Number of trials for endotracheal tube insertion.
Incidence of hypoxemia (defined as oxygen saturation less than 90%) during the period starting from induction of anesthesia till insertion of the endotracheal tube
Oxygen saturation every 30 seconds starting from induction of anesthesia till confirmation of the position of endotracheal tube
End-tidal CO2 reading just after insertion of the endotracheal tube.
Incidence of airway trauma (teeth, lips, and tongue trauma)
Statistical analysis
Our primary outcome was the incidence of difficult laryngoscopy. According to a pilot study, we found that the incidence of difficult laryngoscopy in obese females is 80%. We used G power software (3.1.9.2) to calculate a sample size that detects an absolute risk reduction of 40% in the incidence of difficult laryngoscopy. A total number of 54 patients was calculated to have a study power of 80% and alpha error of 0.05. the number was increased to 60 patients to compensate for dropouts.

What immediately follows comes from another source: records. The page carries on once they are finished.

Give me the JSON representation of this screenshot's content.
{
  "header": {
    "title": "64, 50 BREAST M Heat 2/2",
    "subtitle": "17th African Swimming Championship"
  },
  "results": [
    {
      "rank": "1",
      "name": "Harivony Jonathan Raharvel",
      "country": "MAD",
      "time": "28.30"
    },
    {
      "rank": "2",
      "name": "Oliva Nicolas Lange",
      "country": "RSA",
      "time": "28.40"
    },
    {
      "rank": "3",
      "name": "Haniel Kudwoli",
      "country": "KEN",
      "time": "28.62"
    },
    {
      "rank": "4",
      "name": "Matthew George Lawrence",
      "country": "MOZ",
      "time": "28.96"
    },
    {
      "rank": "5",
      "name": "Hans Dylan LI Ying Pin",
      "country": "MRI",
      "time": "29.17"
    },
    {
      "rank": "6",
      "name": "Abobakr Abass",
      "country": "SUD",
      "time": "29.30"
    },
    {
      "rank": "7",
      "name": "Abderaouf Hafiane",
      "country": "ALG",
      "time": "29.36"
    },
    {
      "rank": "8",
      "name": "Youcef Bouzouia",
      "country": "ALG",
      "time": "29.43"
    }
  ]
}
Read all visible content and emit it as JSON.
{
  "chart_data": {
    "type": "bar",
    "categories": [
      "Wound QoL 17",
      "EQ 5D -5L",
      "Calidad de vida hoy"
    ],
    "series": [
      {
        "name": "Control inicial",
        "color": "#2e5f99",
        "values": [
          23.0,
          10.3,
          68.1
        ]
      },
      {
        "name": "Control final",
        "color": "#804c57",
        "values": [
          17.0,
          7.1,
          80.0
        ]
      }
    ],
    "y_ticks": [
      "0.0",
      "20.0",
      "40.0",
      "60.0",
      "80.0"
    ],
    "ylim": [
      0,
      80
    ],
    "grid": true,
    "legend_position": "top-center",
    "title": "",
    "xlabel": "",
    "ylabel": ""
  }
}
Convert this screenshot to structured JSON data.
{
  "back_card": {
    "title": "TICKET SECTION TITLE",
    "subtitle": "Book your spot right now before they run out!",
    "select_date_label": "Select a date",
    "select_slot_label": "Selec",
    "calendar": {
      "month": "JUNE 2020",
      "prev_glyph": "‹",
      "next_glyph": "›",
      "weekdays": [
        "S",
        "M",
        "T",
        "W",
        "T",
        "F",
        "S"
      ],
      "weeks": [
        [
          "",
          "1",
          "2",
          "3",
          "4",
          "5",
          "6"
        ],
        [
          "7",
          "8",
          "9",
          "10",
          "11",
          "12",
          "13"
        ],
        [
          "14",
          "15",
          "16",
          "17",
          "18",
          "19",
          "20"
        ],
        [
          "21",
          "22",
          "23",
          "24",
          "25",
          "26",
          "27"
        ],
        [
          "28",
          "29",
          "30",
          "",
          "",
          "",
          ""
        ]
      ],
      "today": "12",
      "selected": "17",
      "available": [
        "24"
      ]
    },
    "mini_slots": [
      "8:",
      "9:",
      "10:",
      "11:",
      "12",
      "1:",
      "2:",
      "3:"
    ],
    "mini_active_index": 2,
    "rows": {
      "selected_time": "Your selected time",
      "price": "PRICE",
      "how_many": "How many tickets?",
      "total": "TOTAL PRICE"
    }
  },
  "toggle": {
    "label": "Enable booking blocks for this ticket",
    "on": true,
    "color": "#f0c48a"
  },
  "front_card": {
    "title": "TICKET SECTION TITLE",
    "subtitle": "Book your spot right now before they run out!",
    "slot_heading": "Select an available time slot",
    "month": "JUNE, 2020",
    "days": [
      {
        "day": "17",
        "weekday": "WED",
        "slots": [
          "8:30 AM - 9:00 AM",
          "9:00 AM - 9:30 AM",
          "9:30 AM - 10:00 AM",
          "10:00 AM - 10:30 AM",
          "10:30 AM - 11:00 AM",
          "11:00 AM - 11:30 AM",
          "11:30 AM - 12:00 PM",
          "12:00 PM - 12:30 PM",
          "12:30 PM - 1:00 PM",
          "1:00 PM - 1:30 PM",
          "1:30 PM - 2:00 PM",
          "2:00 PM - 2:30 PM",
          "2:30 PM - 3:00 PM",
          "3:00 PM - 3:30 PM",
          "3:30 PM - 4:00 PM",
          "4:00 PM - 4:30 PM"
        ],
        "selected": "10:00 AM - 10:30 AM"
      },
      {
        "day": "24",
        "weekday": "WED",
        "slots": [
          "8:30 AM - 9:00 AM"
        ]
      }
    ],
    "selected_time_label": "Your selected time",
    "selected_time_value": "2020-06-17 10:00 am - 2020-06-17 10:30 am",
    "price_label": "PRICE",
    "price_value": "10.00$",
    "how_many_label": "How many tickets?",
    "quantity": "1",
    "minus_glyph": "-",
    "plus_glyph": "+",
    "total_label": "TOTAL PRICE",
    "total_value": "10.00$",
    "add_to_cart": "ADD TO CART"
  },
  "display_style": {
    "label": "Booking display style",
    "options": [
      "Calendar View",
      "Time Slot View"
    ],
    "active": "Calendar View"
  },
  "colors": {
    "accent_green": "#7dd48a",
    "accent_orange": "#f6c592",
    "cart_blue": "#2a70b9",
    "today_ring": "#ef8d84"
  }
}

Statistical package for social science (SPSS) software, version 21 for Microsoft Windows (SPSS inc., Chicago, iL, USA) was used for data analysis. Categorical data were presented as frequencies (%) and analyzed using chi-squared test. Continuous data were checked for normality using Shapiro-Wilk test and were presented as means (standard deviations) or medians (quartiles) as appropriate. Continuous data were analyzed using unpaired t-test or Mann Whitney test as appropriate. Repeated measures were analyzed using Two-way analysis of variance (ANOVA) for repeated measures with post-hoc pairwise comparisons using the Bonferroni test. A P value less than 0.05 was considered statistically significant.